SE-LFG17 (16/05/2015, SOAS)

17th South of England LFG Meeting

The 17th South of England LFG meeting, a student-oriented meeting for presentations and discussion of various topics from an LFG perspective, will be held on Saturday, 16 May 2015, at SOAS, London. Please feel free to attend if you are interested, or if you would like more information please get in touch with Mary Dalrymple.

Meeting details:

Saturday, 16 May 2015, Room 4426 (4th floor), SOAS main building, Russell Square.

For directions to SOAS see here: http://www.soas.ac.uk/visitors/location/maps/ (also see map opposite). To view any planned engineering works affecting your journey within London, click here.

Sign in at the reception when you arrive to get a visitor sticker that allows you to enter the SOAS main building.

Meeting agenda:

11:00-12:00 Anna Kibort, Cambridge & Oxford: Impersonals and subjectless constructions in Mapping Theory

12:00-12:30 Joey Lovestrand, Oxford: C-structure of Barayin (Chadic)

I am developing an analysis of the constituent-structure of Barayin, a Chadic language spoken by about 5000 people, as a foundation for an analysis of the structure of serial verb constructions in the language.

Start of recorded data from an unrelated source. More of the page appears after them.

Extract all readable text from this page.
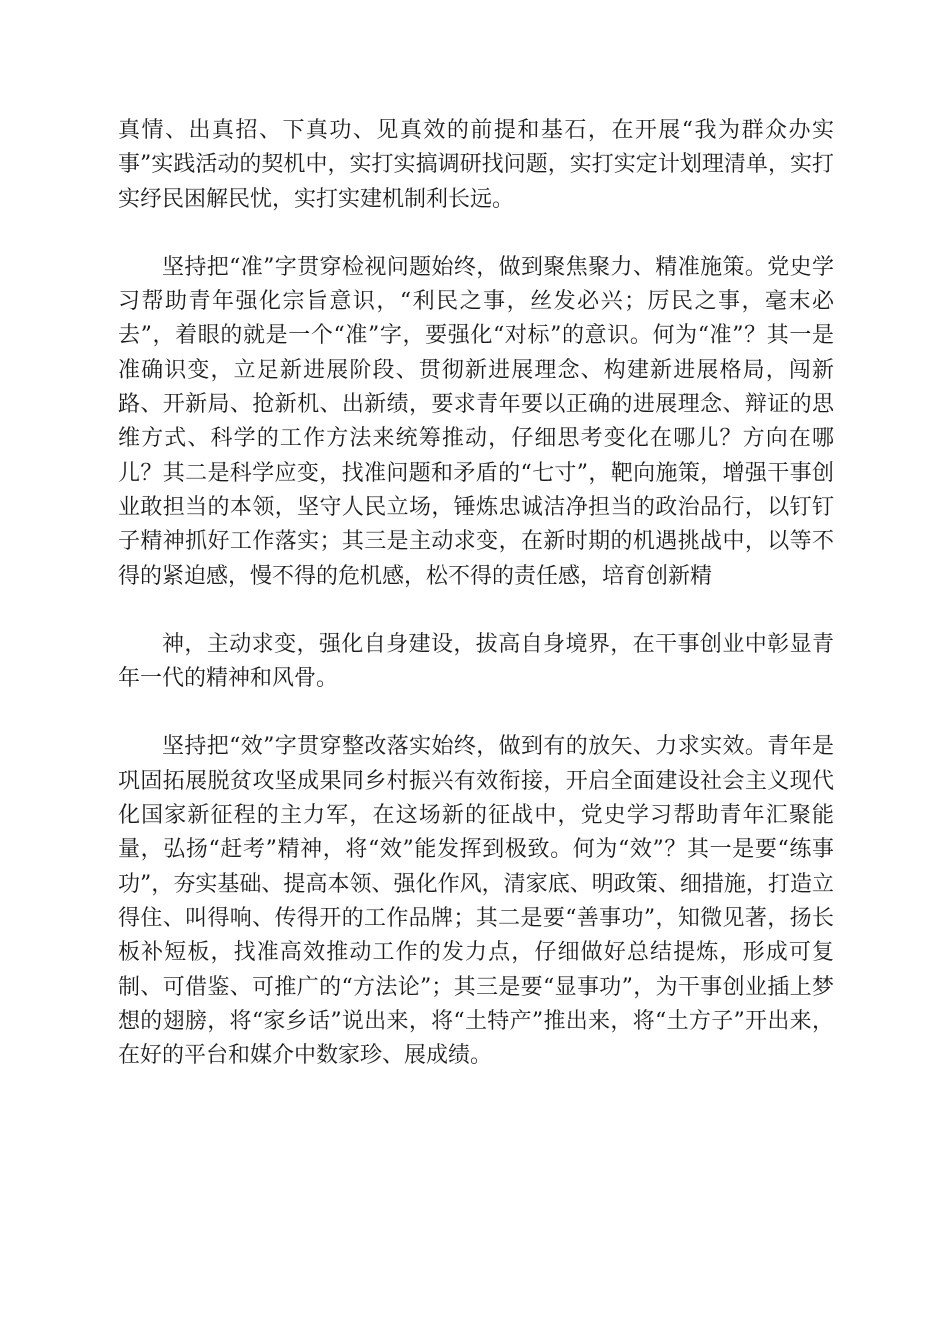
真情、出真招、下真功、见真效的前提和基石，在开展“我为群众办实事”实践活动的契机中，实打实搞调研找问题，实打实定计划理清单，实打实纾民困解民忧，实打实建机制利长远。

坚持把“准”字贯穿检视问题始终，做到聚焦聚力、精准施策。党史学习帮助青年强化宗旨意识，“利民之事，丝发必兴；厉民之事，毫末必去”，着眼的就是一个“准”字，要强化“对标”的意识。何为“准”？其一是准确识变，立足新进展阶段、贯彻新进展理念、构建新进展格局，闯新路、开新局、抢新机、出新绩，要求青年要以正确的进展理念、辩证的思维方式、科学的工作方法来统筹推动，仔细思考变化在哪儿？方向在哪儿？其二是科学应变，找准问题和矛盾的“七寸”，靶向施策，增强干事创业敢担当的本领，坚守人民立场，锤炼忠诚洁净担当的政治品行，以钉钉子精神抓好工作落实；其三是主动求变，在新时期的机遇挑战中，以等不得的紧迫感，慢不得的危机感，松不得的责任感，培育创新精

神，主动求变，强化自身建设，拔高自身境界，在干事创业中彰显青年一代的精神和风骨。

坚持把“效”字贯穿整改落实始终，做到有的放矢、力求实效。青年是巩固拓展脱贫攻坚成果同乡村振兴有效衔接，开启全面建设社会主义现代化国家新征程的主力军，在这场新的征战中，党史学习帮助青年汇聚能量，弘扬“赶考”精神，将“效”能发挥到极致。何为“效”？其一是要“练事功”，夯实基础、提高本领、强化作风，清家底、明政策、细措施，打造立得住、叫得响、传得开的工作品牌；其二是要“善事功”，知微见著，扬长板补短板，找准高效推动工作的发力点，仔细做好总结提炼，形成可复制、可借鉴、可推广的“方法论”；其三是要“显事功”，为干事创业插上梦想的翅膀，将“家乡话”说出来，将“土特产”推出来，将“土方子”开出来，在好的平台和媒介中数家珍、展成绩。
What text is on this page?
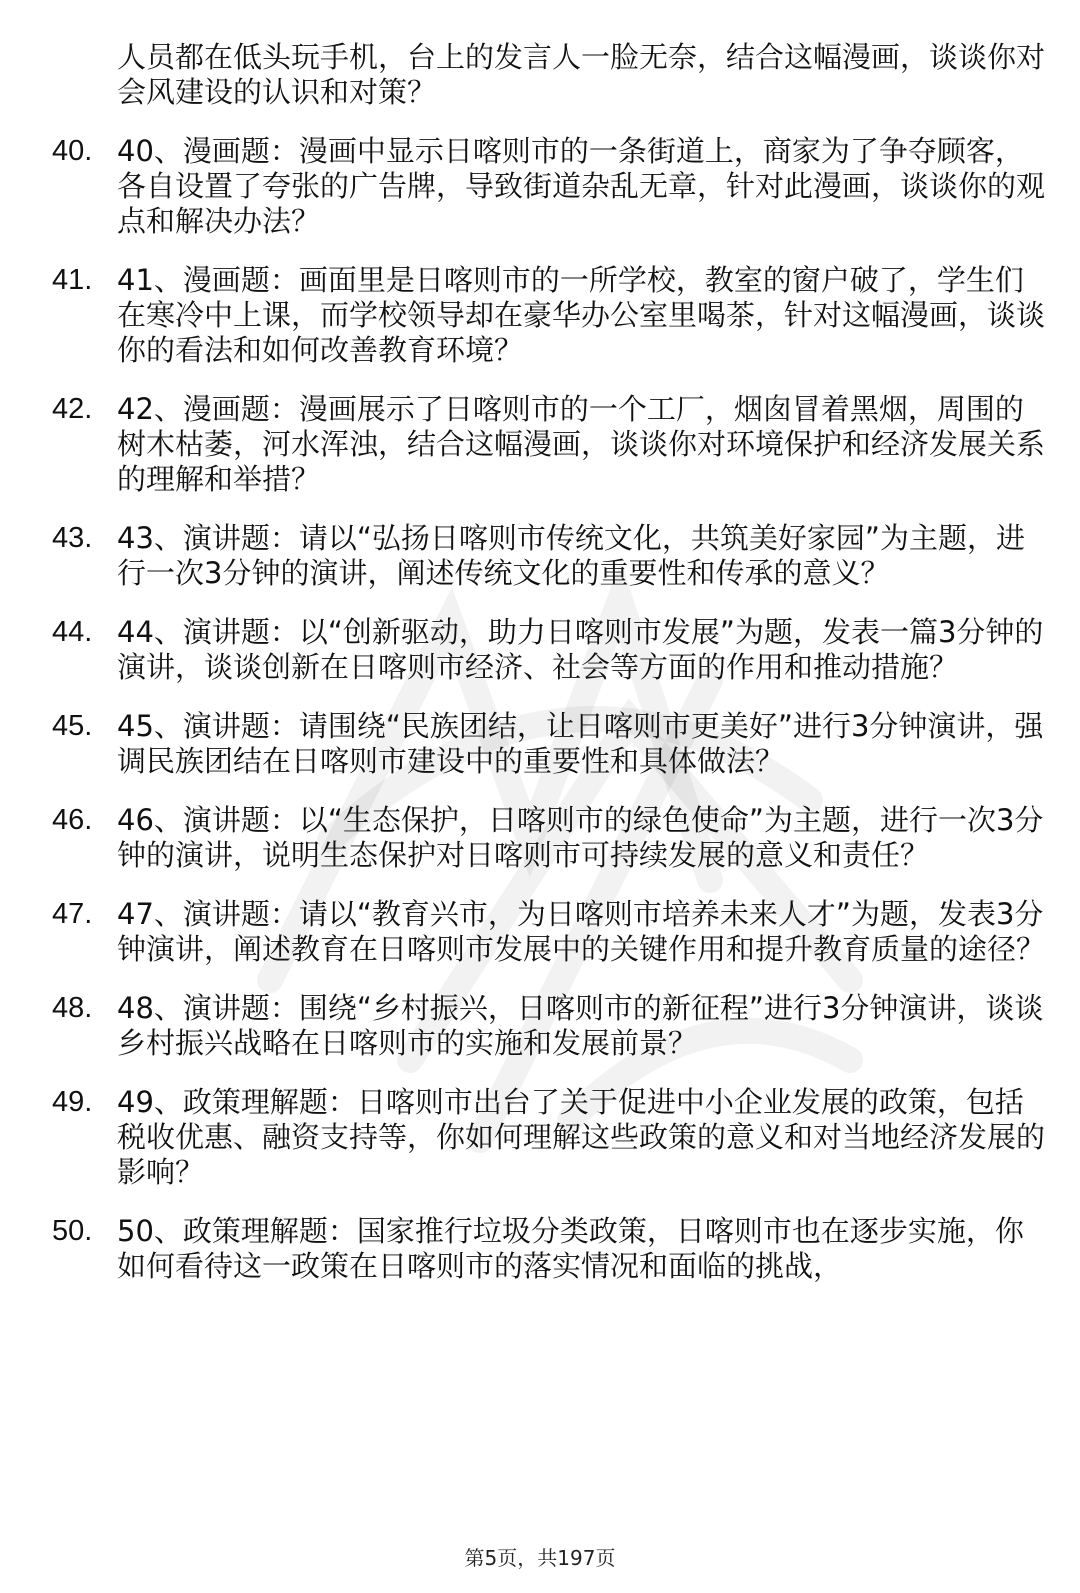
人员都在低头玩手机，台上的发言人一脸无奈，结合这幅漫画，谈谈你对会风建设的认识和对策？
40. 40、漫画题：漫画中显示日喀则市的一条街道上，商家为了争夺顾客，各自设置了夸张的广告牌，导致街道杂乱无章，针对此漫画，谈谈你的观点和解决办法？
41. 41、漫画题：画面里是日喀则市的一所学校，教室的窗户破了，学生们在寒冷中上课，而学校领导却在豪华办公室里喝茶，针对这幅漫画，谈谈你的看法和如何改善教育环境？
42. 42、漫画题：漫画展示了日喀则市的一个工厂，烟囱冒着黑烟，周围的树木枯萎，河水浑浊，结合这幅漫画，谈谈你对环境保护和经济发展关系的理解和举措？
43. 43、演讲题：请以“弘扬日喀则市传统文化，共筑美好家园”为主题，进行一次3分钟的演讲，阐述传统文化的重要性和传承的意义？
44. 44、演讲题：以“创新驱动，助力日喀则市发展”为题，发表一篇3分钟的演讲，谈谈创新在日喀则市经济、社会等方面的作用和推动措施？
45. 45、演讲题：请围绕“民族团结，让日喀则市更美好”进行3分钟演讲，强调民族团结在日喀则市建设中的重要性和具体做法？
46. 46、演讲题：以“生态保护，日喀则市的绿色使命”为主题，进行一次3分钟的演讲，说明生态保护对日喀则市可持续发展的意义和责任？
47. 47、演讲题：请以“教育兴市，为日喀则市培养未来人才”为题，发表3分钟演讲，阐述教育在日喀则市发展中的关键作用和提升教育质量的途径？
48. 48、演讲题：围绕“乡村振兴，日喀则市的新征程”进行3分钟演讲，谈谈乡村振兴战略在日喀则市的实施和发展前景？
49. 49、政策理解题：日喀则市出台了关于促进中小企业发展的政策，包括税收优惠、融资支持等，你如何理解这些政策的意义和对当地经济发展的影响？
50. 50、政策理解题：国家推行垃圾分类政策，日喀则市也在逐步实施，你如何看待这一政策在日喀则市的落实情况和面临的挑战，
第5页，共197页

Some questions are: Is there evidence for a functional category IP? To what extent can the use of non-projecting categories be appealed to in order to explain the distribution of certain function words and clitics? What rule best captures SVCs in which two finite verbs must be adjacent to each other with no intervening words?

12:30-2:00 lunch

2:00-3:00 Kersti Börjars and John Payne, Manchester: Noun-phrase internal functions in Old Norse

Old Norse noun phrases display relatively free word order. Though there is no definite account of what factors influences the word order, the traditional literature generally assumes that modifiers of different kinds tend to occur at the front of the phrase when they are emphasised, and hence there is an argument for a noun-phrase internal grammaticalised discourse function. The analysis of modifiers is further complicated by the fact that some adjectives require a separate marker in order to occur. So-called weak adjectives require the marker (h)inn in order to function as a modifier, whereas strong adjectives occur without a marker. Though (h)inn has been referred to as an 'adjective determiner' in the literature, there is no formal analysis which takes this claim seriously. In this talk, we develop an LFG analysis in which (h)inn combines with the weak adjective to allow it to function as an ADJ.

3:00-3:30 Shaimaa El-Sadek, Essex: Phasal verbs in Egyptian Colloquial Arabic: An LFG account

The current study aims to investigate the syntactic behaviour of phasal verbs in ECA, finding out what are the possible complements these verbs can take and how to represent these structures syntactically within the principles of LFG. Data was elicited from a corpus of ECA comprised of around 1.5 million words and collected from web resources such as forums, blog posts and articles. Concordances for each of these verbs were collected to investigate the possible structures of sentences where the verbs are used.

In the presentation I will show the different patterns of behaviours of these verbs suggesting their classification into subgroups according to the complements they take and syntactic behaviour of each. This will be illustrated using LFG tools capturing the various syntactic structures in which these verbs can occur and analysing each in terms of f-sructure and c-structure.

3:30-3:45 break

3:45-4:45 John Lowe, Oxford, and Oleg Belyaev, Russian Academy of Sciences: Clitic 'movement' in Ossetic

The positioning of so-called ‘second position’ clitics in Ossetic has never been fully described or subject to formal syntactic analysis. In this paper we present a formal account of clitic positioning in Ossetic within LFG. Our analysis is of interest not merely from the perspective of Ossetic studies, but also from a formal and typological perspective: Ossetic provides evidence for clitic (re)positioning of a type which to our knowledge has not previously been described or analysed.